Striking the right balance will be exceptionally difficult given the vast structural reforms that Polish judiciaries have undergone in the last eight years. The irregularly appointed ‘neo-judges’ are in their thousands at this stage and have infiltrated Polish courts at every level of the system. They cannot simply be removed in one fell swoop as this would constitute clear rule of law violations and would no doubt attract the unflattering accusation of hypocrisy. Then again, a system to legitimise the existing neo-judges still needs to be implemented to remedy the deficiencies in judicial independence that this new government inherited.
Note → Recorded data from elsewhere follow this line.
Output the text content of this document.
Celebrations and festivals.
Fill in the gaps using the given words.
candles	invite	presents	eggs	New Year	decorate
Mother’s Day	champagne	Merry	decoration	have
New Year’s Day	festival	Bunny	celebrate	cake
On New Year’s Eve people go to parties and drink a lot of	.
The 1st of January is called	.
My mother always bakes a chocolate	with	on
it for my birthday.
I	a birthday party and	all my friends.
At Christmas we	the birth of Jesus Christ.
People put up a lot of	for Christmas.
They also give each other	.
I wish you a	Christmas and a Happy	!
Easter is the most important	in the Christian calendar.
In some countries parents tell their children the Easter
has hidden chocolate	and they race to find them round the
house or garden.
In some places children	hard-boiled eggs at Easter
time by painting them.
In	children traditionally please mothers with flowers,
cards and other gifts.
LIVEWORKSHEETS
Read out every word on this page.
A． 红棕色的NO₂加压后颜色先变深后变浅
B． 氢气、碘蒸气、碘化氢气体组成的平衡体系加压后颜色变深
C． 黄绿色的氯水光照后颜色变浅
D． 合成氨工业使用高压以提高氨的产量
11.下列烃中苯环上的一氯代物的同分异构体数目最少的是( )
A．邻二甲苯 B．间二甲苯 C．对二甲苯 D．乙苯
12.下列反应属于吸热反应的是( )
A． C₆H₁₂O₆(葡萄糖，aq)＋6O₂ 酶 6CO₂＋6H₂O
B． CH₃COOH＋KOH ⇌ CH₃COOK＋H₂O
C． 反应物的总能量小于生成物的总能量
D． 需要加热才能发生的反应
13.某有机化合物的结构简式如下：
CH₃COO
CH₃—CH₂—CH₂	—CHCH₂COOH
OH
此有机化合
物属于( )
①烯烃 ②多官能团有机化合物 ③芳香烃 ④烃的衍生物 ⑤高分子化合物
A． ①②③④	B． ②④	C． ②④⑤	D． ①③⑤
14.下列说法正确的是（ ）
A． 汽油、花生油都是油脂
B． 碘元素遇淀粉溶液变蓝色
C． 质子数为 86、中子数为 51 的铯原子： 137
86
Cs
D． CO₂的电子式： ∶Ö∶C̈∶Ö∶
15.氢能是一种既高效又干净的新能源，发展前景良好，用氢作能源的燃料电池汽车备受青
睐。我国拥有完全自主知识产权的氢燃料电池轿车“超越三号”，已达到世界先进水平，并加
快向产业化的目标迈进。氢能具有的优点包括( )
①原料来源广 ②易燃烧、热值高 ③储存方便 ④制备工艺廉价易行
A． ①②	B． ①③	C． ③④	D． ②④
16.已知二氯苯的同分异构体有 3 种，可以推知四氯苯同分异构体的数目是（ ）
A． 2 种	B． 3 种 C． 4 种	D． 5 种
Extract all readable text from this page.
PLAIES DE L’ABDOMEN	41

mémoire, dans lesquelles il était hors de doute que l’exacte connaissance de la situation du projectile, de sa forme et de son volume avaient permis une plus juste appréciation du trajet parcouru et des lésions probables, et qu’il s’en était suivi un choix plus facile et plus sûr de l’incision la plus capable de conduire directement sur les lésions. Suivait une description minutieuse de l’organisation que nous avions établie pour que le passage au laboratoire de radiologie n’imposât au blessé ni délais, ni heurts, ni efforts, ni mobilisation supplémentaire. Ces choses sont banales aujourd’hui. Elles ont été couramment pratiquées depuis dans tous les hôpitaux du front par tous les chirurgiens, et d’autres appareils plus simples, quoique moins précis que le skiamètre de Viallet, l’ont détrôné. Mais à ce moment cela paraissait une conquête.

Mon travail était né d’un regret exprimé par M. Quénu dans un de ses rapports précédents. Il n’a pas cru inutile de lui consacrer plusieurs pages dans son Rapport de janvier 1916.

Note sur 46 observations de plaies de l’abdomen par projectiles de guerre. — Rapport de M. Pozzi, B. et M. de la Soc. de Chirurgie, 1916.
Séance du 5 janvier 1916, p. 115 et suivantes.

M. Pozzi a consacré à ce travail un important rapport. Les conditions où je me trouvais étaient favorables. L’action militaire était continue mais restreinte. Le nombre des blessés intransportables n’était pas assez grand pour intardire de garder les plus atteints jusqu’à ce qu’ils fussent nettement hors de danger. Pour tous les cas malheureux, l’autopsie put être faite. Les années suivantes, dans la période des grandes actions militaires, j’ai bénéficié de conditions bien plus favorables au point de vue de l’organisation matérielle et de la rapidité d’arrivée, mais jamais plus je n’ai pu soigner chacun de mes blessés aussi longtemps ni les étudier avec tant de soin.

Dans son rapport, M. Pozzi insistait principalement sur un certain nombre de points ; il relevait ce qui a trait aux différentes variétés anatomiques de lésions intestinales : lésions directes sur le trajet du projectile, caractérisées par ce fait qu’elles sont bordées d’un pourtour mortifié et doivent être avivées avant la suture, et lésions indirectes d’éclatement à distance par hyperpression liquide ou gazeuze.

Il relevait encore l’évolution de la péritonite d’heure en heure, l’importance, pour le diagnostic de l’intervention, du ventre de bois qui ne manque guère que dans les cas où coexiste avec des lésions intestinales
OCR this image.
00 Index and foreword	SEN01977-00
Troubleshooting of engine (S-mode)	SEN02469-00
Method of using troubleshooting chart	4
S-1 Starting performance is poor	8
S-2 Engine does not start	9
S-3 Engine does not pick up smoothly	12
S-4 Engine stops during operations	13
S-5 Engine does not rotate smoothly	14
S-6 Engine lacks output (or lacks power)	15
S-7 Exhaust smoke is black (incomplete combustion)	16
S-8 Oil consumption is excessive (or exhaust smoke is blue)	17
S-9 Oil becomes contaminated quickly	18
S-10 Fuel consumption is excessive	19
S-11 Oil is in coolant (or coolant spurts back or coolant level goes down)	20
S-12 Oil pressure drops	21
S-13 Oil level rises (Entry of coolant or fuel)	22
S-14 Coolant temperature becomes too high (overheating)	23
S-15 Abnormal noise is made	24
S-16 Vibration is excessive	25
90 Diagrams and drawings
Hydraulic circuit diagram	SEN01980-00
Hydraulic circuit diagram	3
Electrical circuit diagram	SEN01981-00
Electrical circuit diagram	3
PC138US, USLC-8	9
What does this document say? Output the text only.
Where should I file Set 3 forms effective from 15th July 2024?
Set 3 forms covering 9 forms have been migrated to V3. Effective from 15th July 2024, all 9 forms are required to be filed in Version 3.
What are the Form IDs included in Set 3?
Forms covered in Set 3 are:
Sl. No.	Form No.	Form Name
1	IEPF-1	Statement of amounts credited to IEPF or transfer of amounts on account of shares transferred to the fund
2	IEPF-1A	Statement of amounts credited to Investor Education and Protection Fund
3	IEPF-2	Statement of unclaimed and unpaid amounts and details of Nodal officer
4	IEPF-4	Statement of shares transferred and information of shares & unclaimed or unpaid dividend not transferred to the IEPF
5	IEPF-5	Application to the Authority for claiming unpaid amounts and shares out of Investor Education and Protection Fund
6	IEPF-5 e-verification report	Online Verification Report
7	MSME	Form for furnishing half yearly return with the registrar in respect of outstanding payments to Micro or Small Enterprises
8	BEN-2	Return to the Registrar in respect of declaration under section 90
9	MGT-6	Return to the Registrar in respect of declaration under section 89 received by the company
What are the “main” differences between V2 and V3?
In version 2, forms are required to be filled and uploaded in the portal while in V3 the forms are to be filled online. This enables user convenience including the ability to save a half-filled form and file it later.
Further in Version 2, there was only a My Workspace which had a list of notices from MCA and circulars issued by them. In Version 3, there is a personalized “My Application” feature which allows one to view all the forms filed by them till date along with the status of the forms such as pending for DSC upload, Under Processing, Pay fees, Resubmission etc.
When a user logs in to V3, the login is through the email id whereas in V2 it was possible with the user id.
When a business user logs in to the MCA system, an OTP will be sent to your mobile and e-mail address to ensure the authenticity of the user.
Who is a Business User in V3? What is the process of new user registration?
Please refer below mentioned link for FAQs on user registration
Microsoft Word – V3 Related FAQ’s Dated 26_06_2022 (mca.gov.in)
Another layer of difficulty is apparent as the new government will be stifled in their attempts at re-democratisation by the Polish President, Andrzej Duda, who remains in power.

Meanwhile in Hungary, the Fidesz government stands firm in power and continues to wreak havoc on the country’s constitutional democracy and the wider EU. Despite numerous infringement procedures, rule of law reports and the triggering of the Conditionality Regulation against Hungary over persistent rule of law violations, the ruling party has failed to improve Hungary’s democratic status substantively. Moreover, the Hungarian Prime Minister, Viktor Orbán, has been prominently featured in the headlines over the last few months due to his extortion tactics to force the European Commission to un-freeze EU funding. 

At the end of 2023, the European Commission released €10.2 bn in cohesion funds to Hungary just days before the European Council Summit. Expert observers and the European Parliament rightly criticised this decision as it is evident that the reason this funding was being withheld, namely systemic judicial independence issues, had not been substantively rectified to warrant the release of these funds. It is clear from the context of the agreement that Prime Minister Orbán received the funds so that Hungary would not use its veto power in the European Council to block vital aid and accession negotiations for Ukraine. This high-level political blackmail has recently reached the Court of Justice as the European Parliament has filed a lawsuit against the European Commission for releasing the funding under such circumstances. 

In the background of these ever-prominent rule of law concerns in Poland and Hungary, we have also witnessed the continued erosion of the principle of the rule of law in other European countries. Spain has succumbed to severe political polarisation and numerous reports of attacks on the separation of powers. Furthermore, at the end of 2023, the EU began official accession negotiations with Ukraine. The road to EU accession for Ukraine is likely to be long and winding, but the gravity of the accession negotiations cannot be overemphasised. Aside from the apparent turmoil that comes with large parts of the country being an active warzone, Ukraine must address inter alia systemic corruption, human rights, and governance issues before it can join the EU. The support the EU offers during this transition for Ukraine in the coming years will indicate whether the EU has learned from its past mistake of superficial accession conditionality and the inherent defects in the Copenhagen Criteria.

Beatrice Monciunskaite is an Assistant Professor at the School of Law and Government at Dublin City University. Her teaching and scholarly interests include comparative constitutional law, European Union law and democratic theory.